Our Anniversary

For our wedding anniversary, Mrs. T. and I again did an overnight in Boston. It’s a real nice break.

The hotel surprised us shortly after check-in by sending up some cake, two flutes of Prosecco, and an additional bottle of Prosecco, too (which we did not open, for the record). We also traded presents, and Mrs. T. gave me this painting. It’s based on a photo of one of the fish I’ve caught.

 
It was a nice change to walk arm-in-arm around Back Bay before dinner at Terra. The next day, we leisurely drank coffee and read the papers at breakfast. After a workout in the gym, we headed to Eataly Boston for lunch and to bring home some treats for the children.

It sounds like a pretty sedate outing–and, it was. The focus, though, was on each other.
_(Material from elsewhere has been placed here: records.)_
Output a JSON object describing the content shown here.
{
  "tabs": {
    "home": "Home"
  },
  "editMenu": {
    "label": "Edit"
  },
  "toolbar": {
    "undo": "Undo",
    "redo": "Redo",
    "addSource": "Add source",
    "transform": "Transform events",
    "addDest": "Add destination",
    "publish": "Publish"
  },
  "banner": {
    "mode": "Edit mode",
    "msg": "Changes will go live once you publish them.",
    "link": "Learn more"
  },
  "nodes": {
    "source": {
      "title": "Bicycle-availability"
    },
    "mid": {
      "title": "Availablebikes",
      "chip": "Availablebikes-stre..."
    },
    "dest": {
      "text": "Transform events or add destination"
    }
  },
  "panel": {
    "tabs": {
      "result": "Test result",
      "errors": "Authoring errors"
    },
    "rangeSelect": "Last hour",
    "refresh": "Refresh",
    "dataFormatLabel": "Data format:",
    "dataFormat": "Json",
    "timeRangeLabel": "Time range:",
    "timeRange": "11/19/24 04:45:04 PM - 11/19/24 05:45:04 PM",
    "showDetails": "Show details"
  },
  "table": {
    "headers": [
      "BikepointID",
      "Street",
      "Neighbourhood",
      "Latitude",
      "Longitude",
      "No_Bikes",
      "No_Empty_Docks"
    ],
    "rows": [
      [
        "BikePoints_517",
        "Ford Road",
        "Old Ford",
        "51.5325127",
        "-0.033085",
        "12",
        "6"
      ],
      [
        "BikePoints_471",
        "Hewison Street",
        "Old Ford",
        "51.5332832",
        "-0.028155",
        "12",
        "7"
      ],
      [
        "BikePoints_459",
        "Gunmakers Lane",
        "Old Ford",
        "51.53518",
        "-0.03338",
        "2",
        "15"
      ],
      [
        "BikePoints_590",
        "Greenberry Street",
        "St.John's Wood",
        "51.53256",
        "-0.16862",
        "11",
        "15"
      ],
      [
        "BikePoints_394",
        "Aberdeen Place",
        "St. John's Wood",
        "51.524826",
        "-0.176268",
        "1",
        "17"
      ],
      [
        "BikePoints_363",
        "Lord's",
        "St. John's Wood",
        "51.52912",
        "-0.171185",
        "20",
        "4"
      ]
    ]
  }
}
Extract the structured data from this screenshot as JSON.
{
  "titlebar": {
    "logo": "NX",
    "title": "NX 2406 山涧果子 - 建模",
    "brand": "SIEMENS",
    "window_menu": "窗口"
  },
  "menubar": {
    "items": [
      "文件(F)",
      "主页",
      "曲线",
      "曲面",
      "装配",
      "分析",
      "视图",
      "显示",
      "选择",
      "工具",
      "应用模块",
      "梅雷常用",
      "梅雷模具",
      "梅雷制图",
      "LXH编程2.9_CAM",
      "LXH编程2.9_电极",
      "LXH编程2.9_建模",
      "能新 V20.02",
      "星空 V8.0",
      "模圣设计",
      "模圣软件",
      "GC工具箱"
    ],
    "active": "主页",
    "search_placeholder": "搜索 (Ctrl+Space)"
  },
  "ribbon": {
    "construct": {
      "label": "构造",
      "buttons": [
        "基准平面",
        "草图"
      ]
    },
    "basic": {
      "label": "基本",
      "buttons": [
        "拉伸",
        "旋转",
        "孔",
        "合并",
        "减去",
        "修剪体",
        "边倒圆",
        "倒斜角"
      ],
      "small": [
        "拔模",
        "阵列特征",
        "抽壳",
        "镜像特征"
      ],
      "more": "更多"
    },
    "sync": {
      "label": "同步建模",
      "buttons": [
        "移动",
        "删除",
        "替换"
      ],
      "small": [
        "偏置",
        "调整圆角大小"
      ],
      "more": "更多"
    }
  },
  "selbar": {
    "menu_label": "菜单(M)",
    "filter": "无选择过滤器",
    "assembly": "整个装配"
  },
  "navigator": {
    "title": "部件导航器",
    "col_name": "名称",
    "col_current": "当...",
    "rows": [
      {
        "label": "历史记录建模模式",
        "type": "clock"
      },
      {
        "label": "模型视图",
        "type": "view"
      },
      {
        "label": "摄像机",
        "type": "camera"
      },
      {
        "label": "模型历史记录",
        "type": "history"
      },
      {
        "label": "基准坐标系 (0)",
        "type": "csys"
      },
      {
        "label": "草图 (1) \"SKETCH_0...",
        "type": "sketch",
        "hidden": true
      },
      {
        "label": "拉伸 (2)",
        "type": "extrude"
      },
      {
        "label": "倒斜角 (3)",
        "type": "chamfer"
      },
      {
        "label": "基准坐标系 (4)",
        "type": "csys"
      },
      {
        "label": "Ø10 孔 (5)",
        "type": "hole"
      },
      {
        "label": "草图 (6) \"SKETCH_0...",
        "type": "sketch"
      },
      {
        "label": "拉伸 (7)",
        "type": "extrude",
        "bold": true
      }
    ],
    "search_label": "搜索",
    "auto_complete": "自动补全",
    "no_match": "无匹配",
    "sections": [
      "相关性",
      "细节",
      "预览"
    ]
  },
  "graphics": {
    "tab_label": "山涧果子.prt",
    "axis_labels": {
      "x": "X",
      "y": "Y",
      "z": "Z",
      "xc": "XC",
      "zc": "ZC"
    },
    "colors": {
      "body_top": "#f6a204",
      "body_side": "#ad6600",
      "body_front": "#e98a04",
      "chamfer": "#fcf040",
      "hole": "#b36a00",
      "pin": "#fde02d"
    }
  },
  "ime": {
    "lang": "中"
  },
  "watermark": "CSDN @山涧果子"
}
When you marry, and, later, have children, your roles change. You start to wear other “hats,” such as bill payer, financial planner, cook, driver, launderer, trouble shooter, etc. The responsibilities of running a household and being a parent grow and grow.

And, over time, you’re not just a spouse, but you’re wearing these other hats, too. A weekend away is nice because it lets us again hang out and just be, well, together.

When it is just the two of you, and she smiles a certain smile, and she holds her wine glass just so, you remember how you both moved to Asia for work and emptied your wallets on frugal get-aways: the seaside dinner in Phuket, the rice terraces of Chiang Mai, and the beach stay at Bali. We’re young, you said to each other, and we do not yet have children, and we may never come back. So, let’s travel.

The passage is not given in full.